Composites with implicit heads are sometimes fully conventionalized; the adjectve barking ‘barking mad’ thus merits its own entry in the OED and other dictionaries. But typically these composites must be understood in context, using background knowledge. Understanding the DHL slogan, for instance, crucially depends on your knowing what the company does; otherwise, the slogan’s inscrutable. Even then, there is some leeway in recovering the implicit head.

The slogan. There is a longer version of the slogan that’s somewhat easier to interpret. On the Brandhugger site (“For legendary brand quotes and slogans”), the entry for DHL includes this longer version:

When it comes to ground delivery and networks. We own the road. Your specialists in International since 1969. DHL.

Note that the implicit head is now considerably narrowed down — international in the slogan won’t be understood as ‘international relations’ or ‘international language(s)’, for instance — but is still not uniquely identifiable.

The company.

From Wikipedia:

DHL Express is a division of the German logistics company Deutsche Post DHL providing international express mail services. Deutsche Post is the world’s largest logistics company operating around the world. DHL is a world market leader in sea and air mail.

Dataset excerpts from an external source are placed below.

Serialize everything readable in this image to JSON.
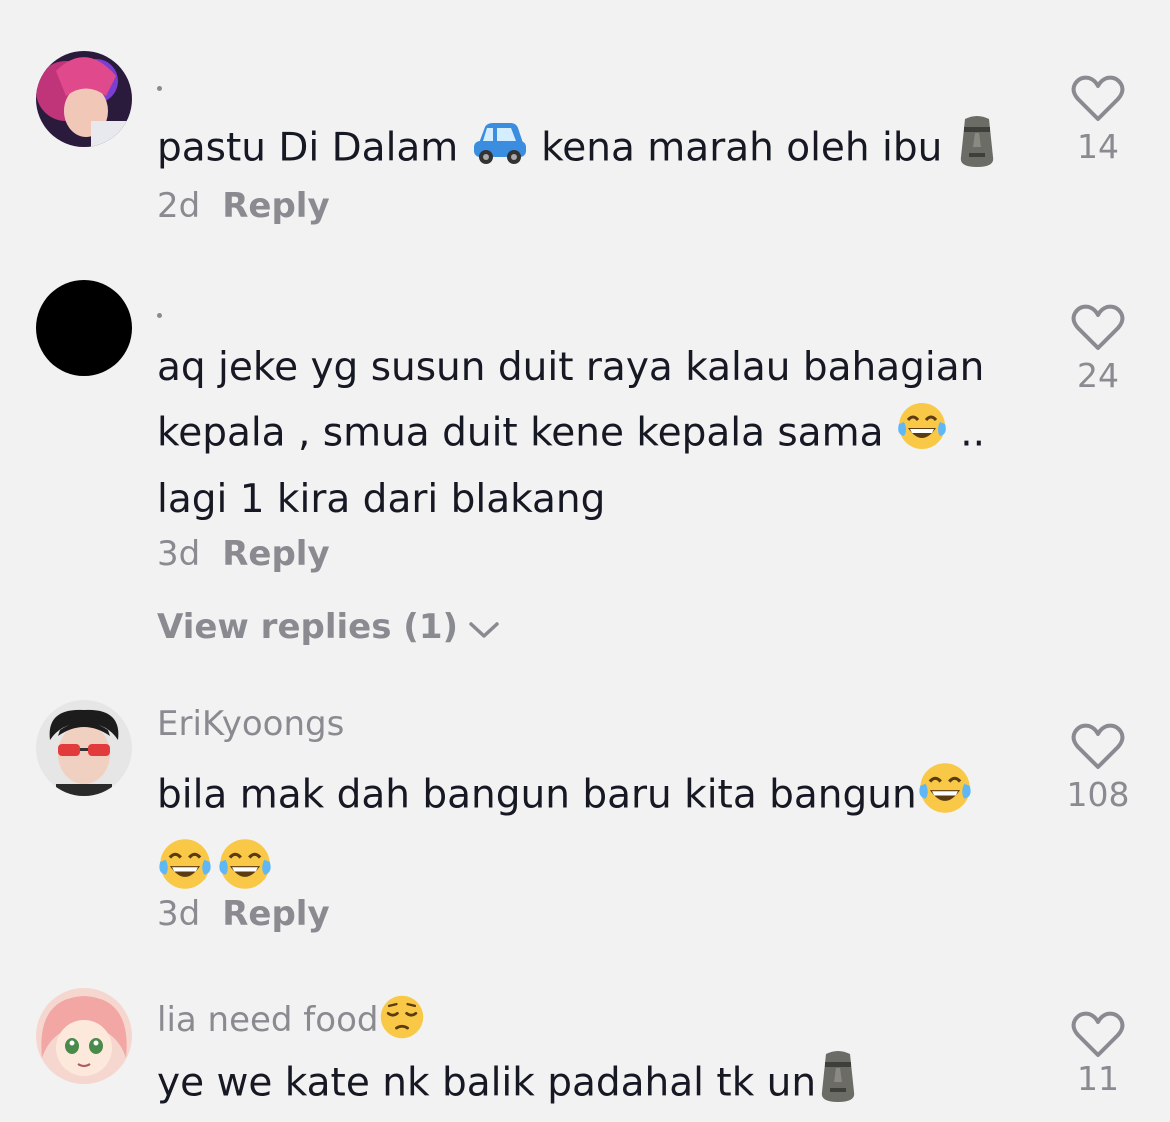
{
  "comments": [
    {
      "username": ".",
      "text_parts": [
        "pastu Di Dalam ",
        " kena marah oleh ibu "
      ],
      "emojis": [
        "car-emoji",
        "moai-emoji"
      ],
      "time": "2d",
      "reply_label": "Reply",
      "likes": "14"
    },
    {
      "username": ".",
      "text_line1": "aq jeke yg susun duit raya kalau bahagian",
      "text_line2a": "kepala , smua duit kene kepala sama ",
      "text_line2b": " ..",
      "text_line3": "lagi 1 kira dari blakang",
      "emojis": [
        "tears-of-joy-emoji"
      ],
      "time": "3d",
      "reply_label": "Reply",
      "view_replies": "View replies (1)",
      "likes": "24"
    },
    {
      "username": "EriKyoongs",
      "text": "bila mak dah bangun baru kita bangun",
      "emojis": [
        "tears-of-joy-emoji",
        "tears-of-joy-emoji",
        "tears-of-joy-emoji"
      ],
      "time": "3d",
      "reply_label": "Reply",
      "likes": "108"
    },
    {
      "username": "lia need food",
      "username_emoji": "pensive-emoji",
      "text": "ye we kate nk balik padahal tk un",
      "emojis": [
        "moai-emoji"
      ],
      "likes": "11"
    }
  ],
  "colors": {
    "background": "#f2f2f2",
    "text": "#161823",
    "secondary": "#8a8b91"
  }
}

Originally founded in 1969 to deliver documents between San Francisco and Honolulu, the company expanded its service throughout the world by the late 1970s. The company was primarily interested in offshore and inter-continental deliveries, but the success of FedEx prompted their own intra-U.S. expansion starting in 1983. DHL aggressively expanded to countries that could not be served by any other delivery service, including the Soviet Union, Eastern Bloc, Iraq, Iran, China, Vietnam and North Korea.

It was then acquired by Deutsche Post. On the DHL name:

Larry Hillblom was studying law at University of California, Berkeley’s Boalt Hall School of Law in the late 1960s and had little money. He started running courier duty between San Francisco and Los Angeles, picking up packages for the last flight of the day, and returning on the first flight the next morning, up to five times a week.

When he graduated, Hillblom decided to go into the courier business himself. He found a niche that no other company was filling, to fly bills of lading from San Francisco to Honolulu. By flying the documents ahead of the freight they could be processed prior to vessel arrival and save valuable time after arrival.

Hillblom put up a portion of his student loans to start the company, bringing in his two friends Adrian Dalsey and Robert Lynn as partners, with their combined initials of their last names as the company name (DHL).